No, that's the last resort. Any antidepressant should be prescribed by your vet. Don't try what Nick did with Max...
That's because using drugs on your dog has long-term negative effect. Using antidepressant that aren't prescribed can cause your dog irregular hearbeats.
Also, just like everything, if your dog's body gets used to this boost of hormones, it might just stop making the hormone by itself - do I need to tell you how bad that would be?

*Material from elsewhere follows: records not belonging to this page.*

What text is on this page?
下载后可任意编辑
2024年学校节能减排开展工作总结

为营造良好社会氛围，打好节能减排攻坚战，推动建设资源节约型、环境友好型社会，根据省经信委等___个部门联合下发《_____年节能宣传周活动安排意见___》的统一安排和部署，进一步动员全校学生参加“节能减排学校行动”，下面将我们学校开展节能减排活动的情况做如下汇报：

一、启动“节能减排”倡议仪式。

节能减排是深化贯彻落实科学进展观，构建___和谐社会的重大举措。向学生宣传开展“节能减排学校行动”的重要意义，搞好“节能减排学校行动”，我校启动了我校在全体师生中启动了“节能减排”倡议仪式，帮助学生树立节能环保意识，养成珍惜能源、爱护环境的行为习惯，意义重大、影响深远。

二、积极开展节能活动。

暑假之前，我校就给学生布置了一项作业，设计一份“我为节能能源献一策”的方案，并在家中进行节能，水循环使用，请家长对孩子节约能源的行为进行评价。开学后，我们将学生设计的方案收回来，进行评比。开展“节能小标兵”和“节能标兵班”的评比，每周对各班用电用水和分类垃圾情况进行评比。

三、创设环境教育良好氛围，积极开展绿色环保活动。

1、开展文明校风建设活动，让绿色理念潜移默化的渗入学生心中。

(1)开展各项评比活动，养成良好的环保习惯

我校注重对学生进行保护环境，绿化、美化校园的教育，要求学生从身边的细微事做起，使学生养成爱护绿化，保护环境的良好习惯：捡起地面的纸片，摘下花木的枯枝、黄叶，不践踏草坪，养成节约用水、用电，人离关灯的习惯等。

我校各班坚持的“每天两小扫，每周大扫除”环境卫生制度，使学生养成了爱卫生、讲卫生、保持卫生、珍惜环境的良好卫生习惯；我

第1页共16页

Trust me, it's easy to tweak your pup's routine to make that depression go away.
Possible causes of doggy depression
Same as with you, depression can occur following a lifechanging event:
- The death of an owner or furry friend is a major one. That's really the case for anyone, isn't it?
- Moving may also cause some depression since dogs thrive on a schedule and consistency.
- Additions to the family, a new baby or critter, can also put a damper on your dog's mood.
So here's the deal, if any of these happen, you need to take the actions to keep the depression at bay.
What Are the Signs of Depression in Dogs?
Let me sum this up in one sentence, if your dog's behavior changes suddenly for no apparent reason, you should suspect depression.
Changes in sleep habits:
Depressed dogs may sleep more or less than they normally did.
If your pet sleeps all day while you’re at work it's nothing out of the ordinary.
But one that sleeps while you’re away and continues their peaceful slumber even after you get home should signal to you that something is wrong.
Changes in appetite:
Most dogs live for dinnertime, but if your pup is depressed, they may start leaving part or all of their meal in their bowls.
Weight loss or weight gain may be signs of depression if a dog is feeling down for a couple of weeks or more.
Loss of interest:
If your dog was once a candidate for most exuberant greeter but now prefers to lie on their bed when you get home, depression might be the cause.
Depressed dogs may lose interest in their favorite activities or event in their everyday world.
Depression brings destruction.
Remember this one! It's easy it rhymes.
Your pet may excessively lick or chew on their paws or tail, sometimes causing enough damage to create sores or wounds.
Dogs with depression may instead start destroying your furniture, their beds, toys, or your carpets.
How to Help Dogs with Depression
First thing’s first, I would try to increase the time you spend with your pups.
Do something they like, whether that’s frequent car rides or trips to the dog park or something else.
And why not turning off your phone or leaving it at home. Make it your moment.
This is the quality time your dog is living for.
If making your day-to-day life more exciting doesn't work, then I would see your veterinarian.
Ruling out medical causes for the behaviors that you’re seeing is of upmost importance.
If depression is the diagnosis, your vet may suggest exercise or play as ways to bring your dog back up.
For dogs with more severe depression, medication may be in order. Your veterinarian will determine if medication is right for your dog and help to formulate a treatment plan with you.
In the end, dogs are often thought of as our happy, exuberant, nothing affects them best friends.
But the truth is they can experience depression just like you or me.
If your dog is experiencing any of the above symptoms or simply isn’t acting like themselves, it’s time to see your veterinarian in order to get your canine companion back to their old selves.